Whilst the flat was being prepared, Jonah returned home to sort things out before moving. Unfortunately, the stroke affected progress and packing his things presented a real challenge for him. To assist, his HO arranged for a Discretionary Housing Payment to pay his deposit advance on the new flat and also go toward a packing and moving service.

The next step was to get back in touch with Jonah’s Occupational Therapist to arrange for specialist equipment to be delivered to his new home. This included a hospital bed and electric wheelchair which would enable him to live independently in his new ground floor flat.

The HO had also recognised that Jonah was not getting the appropriate income that he was entitled to and so applied for an Attendance Allowance for him.

This was a very complex case that involved many different agencies working together and recognising that things many of us take for granted were hard for Jonah in his condition.
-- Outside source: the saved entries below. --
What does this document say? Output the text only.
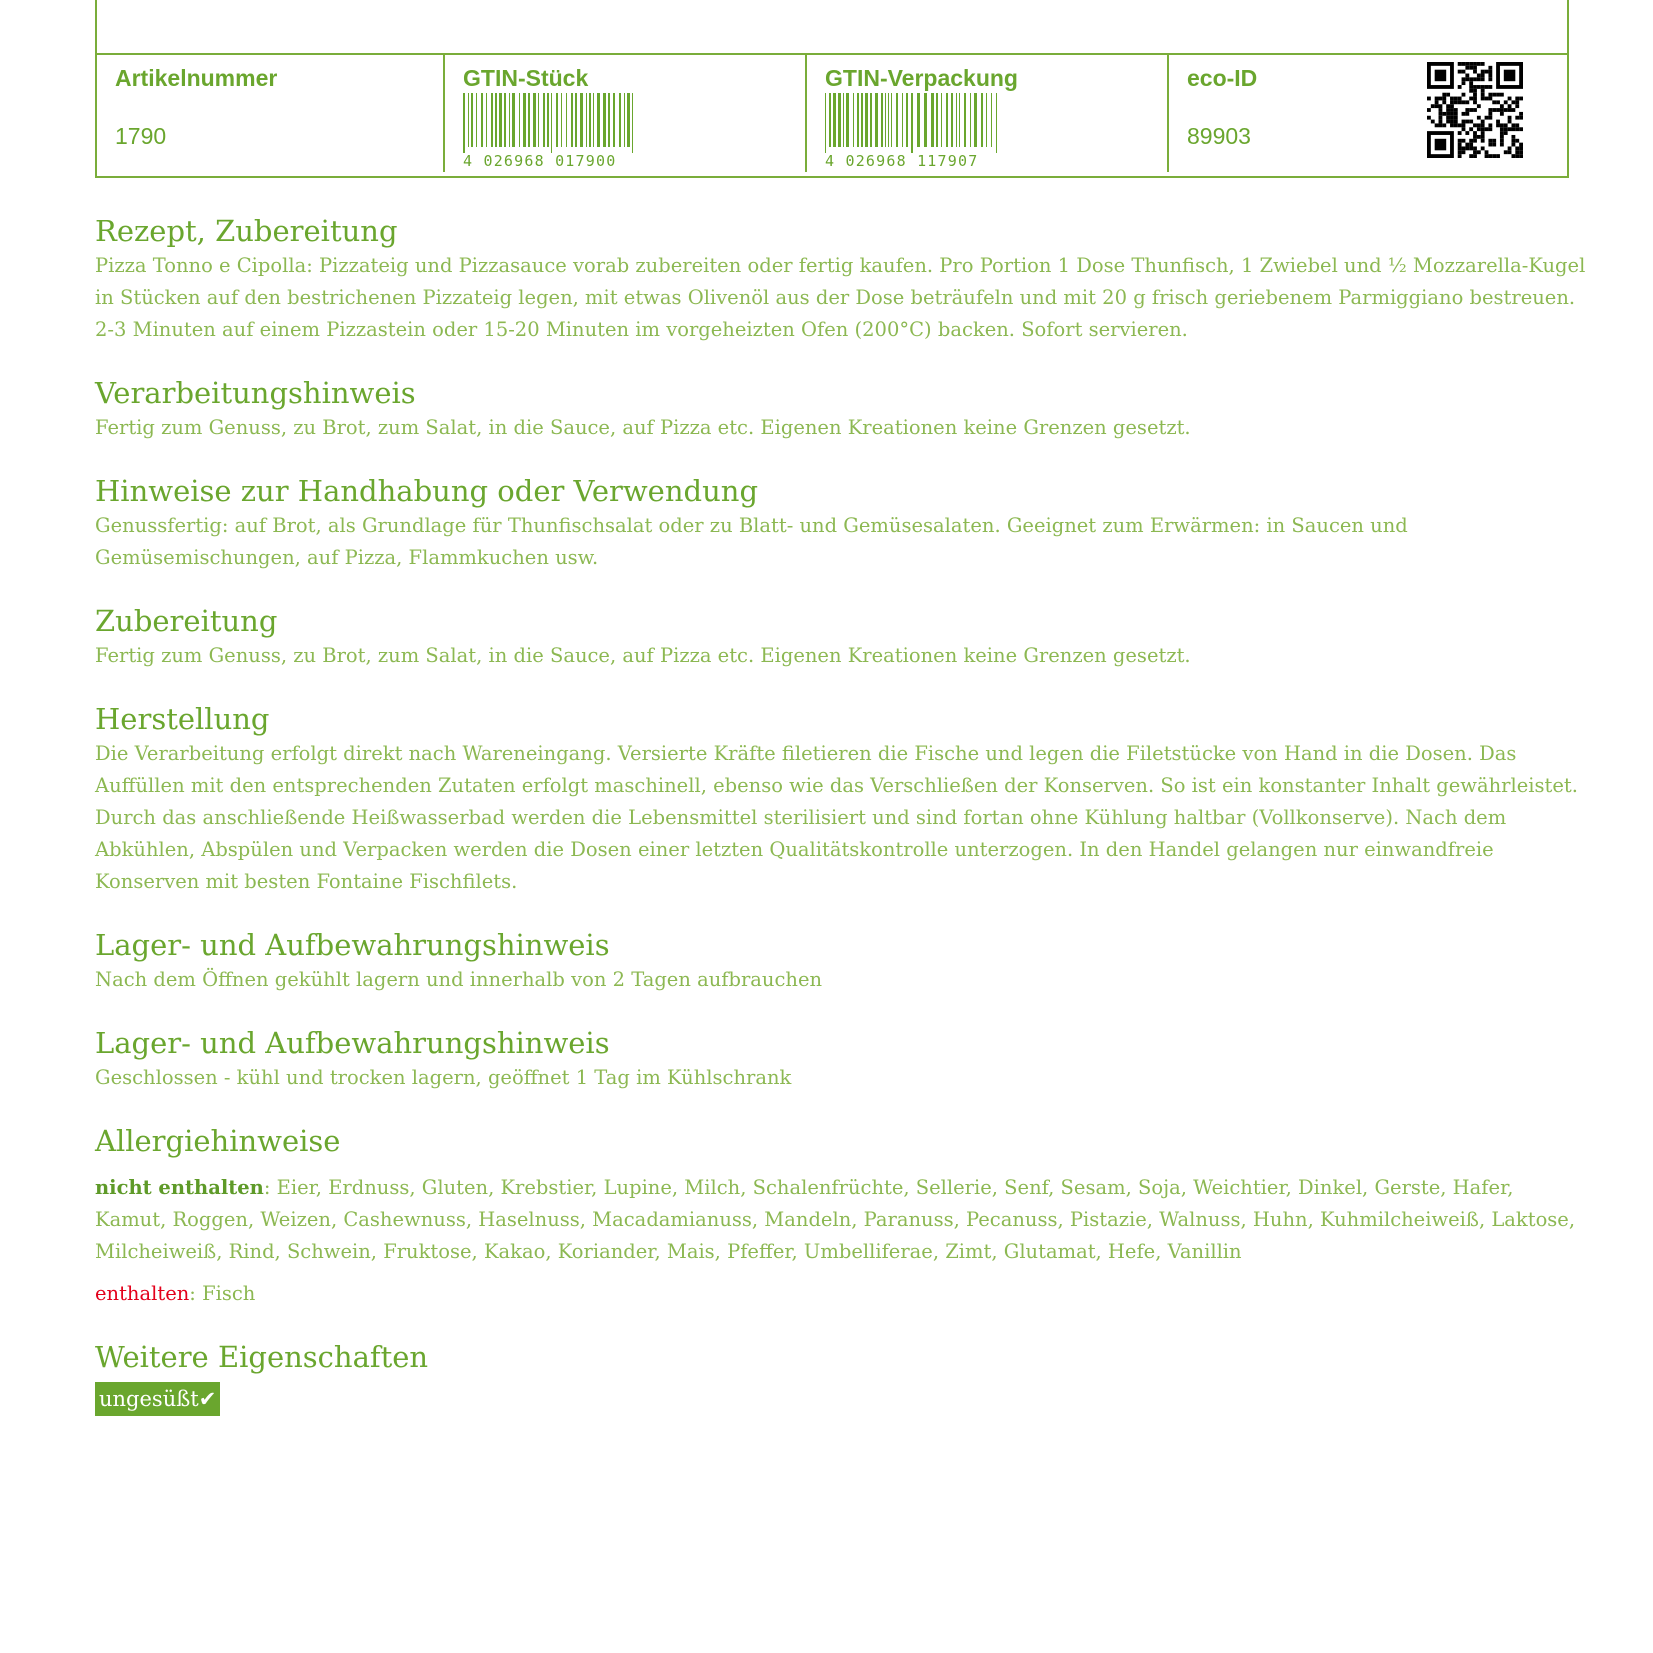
Artikelnummer
1790
GTIN-Stück
4 026968 017900
GTIN-Verpackung
4 026968 117907
eco-ID
89903
Rezept, Zubereitung

Pizza Tonno e Cipolla: Pizzateig und Pizzasauce vorab zubereiten oder fertig kaufen. Pro Portion 1 Dose Thunfisch, 1 Zwiebel und ½ Mozzarella-Kugel in Stücken auf den bestrichenen Pizzateig legen, mit etwas Olivenöl aus der Dose beträufeln und mit 20 g frisch geriebenem Parmiggiano bestreuen. 2-3 Minuten auf einem Pizzastein oder 15-20 Minuten im vorgeheizten Ofen (200°C) backen. Sofort servieren.

Verarbeitungshinweis

Fertig zum Genuss, zu Brot, zum Salat, in die Sauce, auf Pizza etc. Eigenen Kreationen keine Grenzen gesetzt.

Hinweise zur Handhabung oder Verwendung

Genussfertig: auf Brot, als Grundlage für Thunfischsalat oder zu Blatt- und Gemüsesalaten. Geeignet zum Erwärmen: in Saucen und Gemüsemischungen, auf Pizza, Flammkuchen usw.

Zubereitung

Fertig zum Genuss, zu Brot, zum Salat, in die Sauce, auf Pizza etc. Eigenen Kreationen keine Grenzen gesetzt.

Herstellung

Die Verarbeitung erfolgt direkt nach Wareneingang. Versierte Kräfte filetieren die Fische und legen die Filetstücke von Hand in die Dosen. Das Auffüllen mit den entsprechenden Zutaten erfolgt maschinell, ebenso wie das Verschließen der Konserven. So ist ein konstanter Inhalt gewährleistet. Durch das anschließende Heißwasserbad werden die Lebensmittel sterilisiert und sind fortan ohne Kühlung haltbar (Vollkonserve). Nach dem Abkühlen, Abspülen und Verpacken werden die Dosen einer letzten Qualitätskontrolle unterzogen. In den Handel gelangen nur einwandfreie Konserven mit besten Fontaine Fischfilets.

Lager- und Aufbewahrungshinweis

Nach dem Öffnen gekühlt lagern und innerhalb von 2 Tagen aufbrauchen

Lager- und Aufbewahrungshinweis

Geschlossen - kühl und trocken lagern, geöffnet 1 Tag im Kühlschrank

Allergiehinweise

nicht enthalten: Eier, Erdnuss, Gluten, Krebstier, Lupine, Milch, Schalenfrüchte, Sellerie, Senf, Sesam, Soja, Weichtier, Dinkel, Gerste, Hafer, Kamut, Roggen, Weizen, Cashewnuss, Haselnuss, Macadamianuss, Mandeln, Paranuss, Pecanuss, Pistazie, Walnuss, Huhn, Kuhmilcheiweiß, Laktose, Milcheiweiß, Rind, Schwein, Fruktose, Kakao, Koriander, Mais, Pfeffer, Umbelliferae, Zimt, Glutamat, Hefe, Vanillin

enthalten: Fisch

Weitere Eigenschaften
ungesüßt✔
The process has taken ten months from beginning to end but Jonah will be moving into his new home at the beginning of December, just in time for a Christmas which he can now enjoy independently.

The work and dedication shown by our Housing Officer highlights just how important people are to a social landlord. Jonah may no longer be an Accent resident but we are thrilled to have helped him achieve a much better quality of life.